The Central Valley of California is a hub of the nation’s methamphetamine distribution network, making extremely pure forms of the drug easily available locally. And law enforcement officials report widespread meth abuse is believed to be driving much of the crime in the vast farming region. In Salinas California USA, Robert (Bubba) Hanrahan, age 41, oversaw the establishment of Street Gangs in San Francisco, California and other surrounding Bay Area counties. Norteño gang members engaged in drug trafficking and violent crime. From 2004 and 2005, Robert Hanrahan was the primary supplier of methamphetamine and cocaine to the San Francisco regiment. In January 2006, while Robert Hanrahan’s Salinas, California drug case was pending, he fled to Mexico. However, on 12 November 2006, Robert Hanrahan was apprehended at the U.S.-Mexico border.

Most recently, 30 September 2014, in Sacramento, California USA, Robert Hanrahan was sentenced by United States District Judge, honorable William B. Shubb, to 31 years and three months, in prison, for conspiracy to distribute methamphetamine and cocaine, United States Attorney Benjamin B. Wagner reported. Also, the Federal Bureau of Investigations also reported that, This case and a related indictment have resulted in a number of significant sentences: On 21 April, 2010, Manuel Gauna was sentenced to more than 21 years in prison. On 13 December 2010, Richard Mendoza was sentenced to 17 years in prison. On 22 February 2011, Bismark Ocampo was sentenced to 28 years in prison. On 25 May 2011, the trial defendants were sentenced to the following: Larry Amaro was sentenced to 40 years in prison. Ernest Killinger was sentenced to 362 years in prison. Gerardo Mora was sentenced to more than 33 years in prison. Jason Stewart-Hanson was sentenced to 25 years in prison.

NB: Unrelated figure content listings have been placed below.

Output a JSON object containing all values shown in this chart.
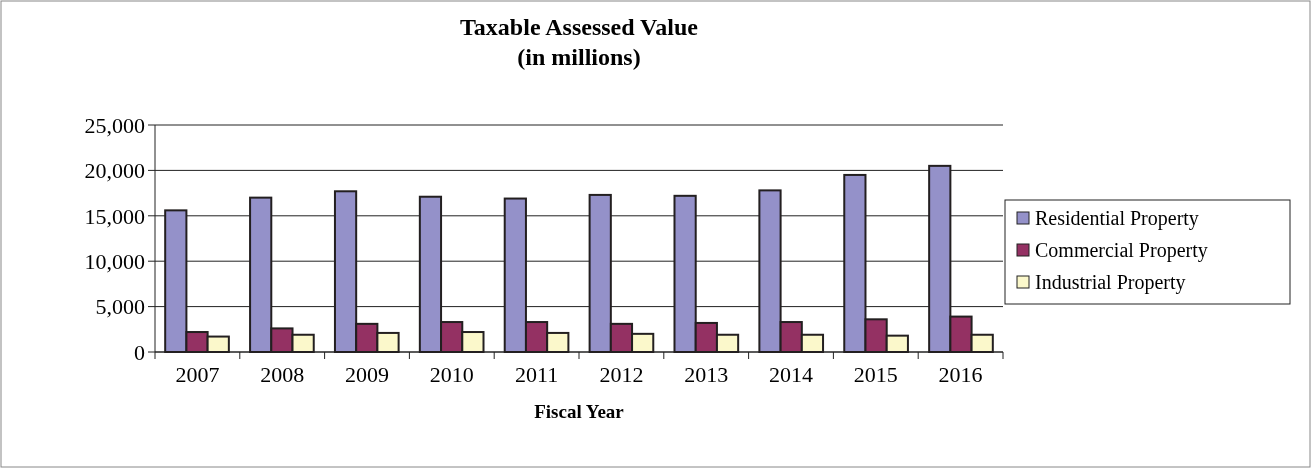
{
  "chart_data": {
    "type": "bar",
    "title": "Taxable Assessed Value\n(in millions)",
    "xlabel": "Fiscal Year",
    "categories": [
      "2007",
      "2008",
      "2009",
      "2010",
      "2011",
      "2012",
      "2013",
      "2014",
      "2015",
      "2016"
    ],
    "series": [
      {
        "name": "Residential Property",
        "color": "#9491c9",
        "values": [
          15600,
          17000,
          17700,
          17100,
          16900,
          17300,
          17200,
          17800,
          19500,
          20500
        ]
      },
      {
        "name": "Commercial Property",
        "color": "#943163",
        "values": [
          2200,
          2600,
          3100,
          3300,
          3300,
          3100,
          3200,
          3300,
          3600,
          3900
        ]
      },
      {
        "name": "Industrial Property",
        "color": "#fbf8cb",
        "values": [
          1700,
          1900,
          2100,
          2200,
          2100,
          2000,
          1900,
          1900,
          1800,
          1900
        ]
      }
    ],
    "ylim": [
      0,
      25000
    ],
    "yticks": [
      {
        "value": 0,
        "label": "0"
      },
      {
        "value": 5000,
        "label": "5,000"
      },
      {
        "value": 10000,
        "label": "10,000"
      },
      {
        "value": 15000,
        "label": "15,000"
      },
      {
        "value": 20000,
        "label": "20,000"
      },
      {
        "value": 25000,
        "label": "25,000"
      }
    ],
    "grid": "y",
    "legend": "right"
  }
}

And furthermore, 25 July 2011, Gabriel Caracheo was sentenced to 25 years in prison. On 27 July 2011, David Ramirez was sentenced to 15 years in prison. On 26 September 2011, Fernando Villalpando was sentenced to 20 years in prison. On 17 October 2011, Faustino Gonzalez was sentenced to more than 15 years. On 28 November 2011, Oscar Campos-Padilla was sentenced to 14 years in prison. On 24 September 2012, Rebecca Guzman was sentenced to 14 years in prison. On 22 January 2013, Juan Gallegos ( Wino), was sentenced to 28 years in prison, and on 23 December 2013, Carolyn Huerta, was sentenced to 10 years in prison. It is a devil of a thing to have no conscience! More sin is the only anodyne for sin, and the only way to cure the ache of conscience is to harden it. No war finishes without far-reaching results, and the conscience of a country, like the conscience of a man, may be too severely tired.

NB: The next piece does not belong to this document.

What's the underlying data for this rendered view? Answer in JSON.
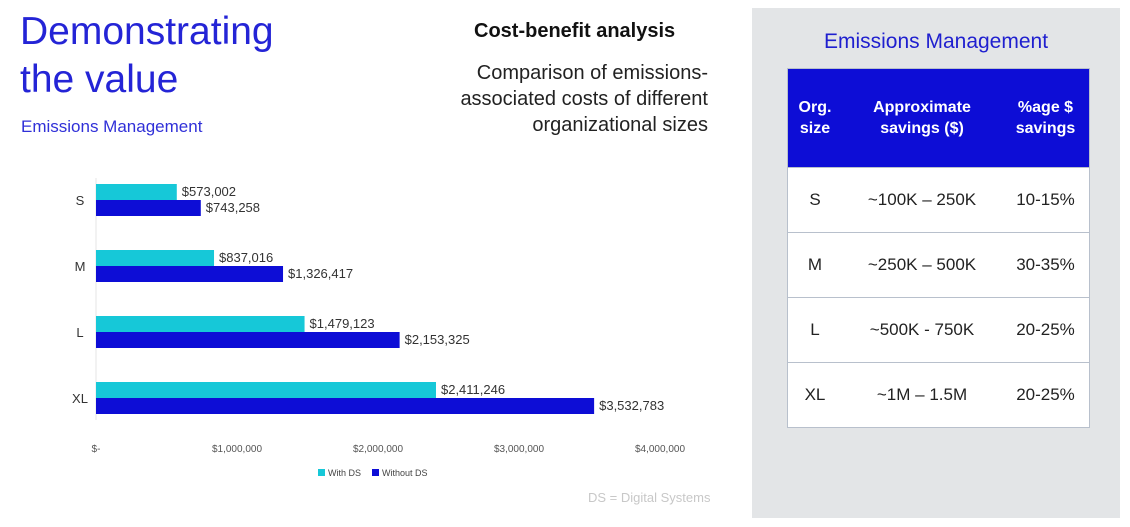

Bribed conscience makes hypocrites, frightened conscience makes fanatics, but reason-drilled conscience makes incarnate devils. Along with the drug cases and Senator Ben Hueso’s (Democrat of an Diego) DUI arrest and second arrest for embezzlement, and Ronald S. Calderon, age 56, of Montebello, California being arrested and charged in a 24-count indictment, by a federal grand jury, for mail fraud, wire fraud, honest services fraud, bribery, conspiracy to commit money laundering, money laundering, and aiding in the filing of false tax returns; in conjunction with his brother Thomas M. Calderon, age 59, also of Montebello, California, a former member of the California State Assembly, also charged in the money laundering conspiracy and with seven substantive counts of money laundering, brings up so major concern about the unlawful, and unethical behavior demonstrated within the Latino political community. Whenever a lie was necessary for their occasions, they brought it out with a careless ease and breadth altogether untroubled by the rebuke of conscience.